29% of people think their parents preferred one of their siblings – and 28% say having a child of their own gender is better
Admitting to having a favourite child offends a deep sense of familial equality; it has even been called ‘the final taboo’. But humans do entertain prejudice. Some children don’t ‘click’ with their parents as well as others, and psychologists suggest that preferring first-borns is a way of protecting the greater investment required by the first attempt at parenthood.
A new YouGov survey finds that – against parents’ best efforts to conceal bias – 29% of siblings suspect their parents of having a favourite child that was not them.
The suspicion is more prominent in middle-borns, where 44% say their parents probably favoured another sibling compared to 29% of first-borns and 22% of youngest siblings.
Women are more likely to feel they were not the preferred sibling, with 37% of women suspecting their parents of having a favourite child that wasn't them compared to 21% of men.
However, there is no preference for male children, with 22% saying sons are generally better and 23% saying daughters.
28% of men do say having a son is generally better, though, compared to 18% who say this about having a daughter.

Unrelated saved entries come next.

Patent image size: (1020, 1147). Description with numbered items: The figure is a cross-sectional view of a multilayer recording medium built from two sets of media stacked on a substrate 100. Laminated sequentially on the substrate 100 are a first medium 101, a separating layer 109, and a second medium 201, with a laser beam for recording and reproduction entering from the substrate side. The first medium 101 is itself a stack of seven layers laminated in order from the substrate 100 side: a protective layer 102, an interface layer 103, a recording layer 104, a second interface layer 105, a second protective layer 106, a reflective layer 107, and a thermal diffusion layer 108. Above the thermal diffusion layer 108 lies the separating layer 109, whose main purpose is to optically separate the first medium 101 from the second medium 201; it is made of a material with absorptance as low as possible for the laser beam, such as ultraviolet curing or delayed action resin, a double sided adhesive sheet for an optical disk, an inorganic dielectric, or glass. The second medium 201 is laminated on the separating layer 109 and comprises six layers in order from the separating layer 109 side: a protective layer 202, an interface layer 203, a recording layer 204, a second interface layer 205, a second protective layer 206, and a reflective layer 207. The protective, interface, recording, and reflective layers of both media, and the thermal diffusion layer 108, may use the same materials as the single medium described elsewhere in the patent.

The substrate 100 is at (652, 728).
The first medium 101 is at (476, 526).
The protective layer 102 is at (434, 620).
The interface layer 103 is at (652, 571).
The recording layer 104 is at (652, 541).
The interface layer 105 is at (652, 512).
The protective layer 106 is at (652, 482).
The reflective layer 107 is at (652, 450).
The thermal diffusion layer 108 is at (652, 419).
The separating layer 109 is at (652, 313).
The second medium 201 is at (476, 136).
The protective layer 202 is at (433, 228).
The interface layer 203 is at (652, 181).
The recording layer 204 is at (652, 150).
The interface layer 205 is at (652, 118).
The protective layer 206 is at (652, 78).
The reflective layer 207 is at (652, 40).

Likewise, 28% of women say having a daughter is better, compared to 17% who say the same of sons.
Similarly, men are slightly more likely to say having a brother is better (26%) than a sister (20%), while women to a greater extent prefer sisters (32%) to brothers (20%).
And although most people say they like both their parents equally, 20% prefer their mother while 11% favour their father. True to the stereotype, men are less likely (7%) to prefer their father than women are (16%).
In 2009 two British professors published a study of 14,000 families. It found that each successive sibling received less care from their parents than the elder child. Older siblings were even fed better, making them up to 3cm taller, and given more attention, leading to higher IQs.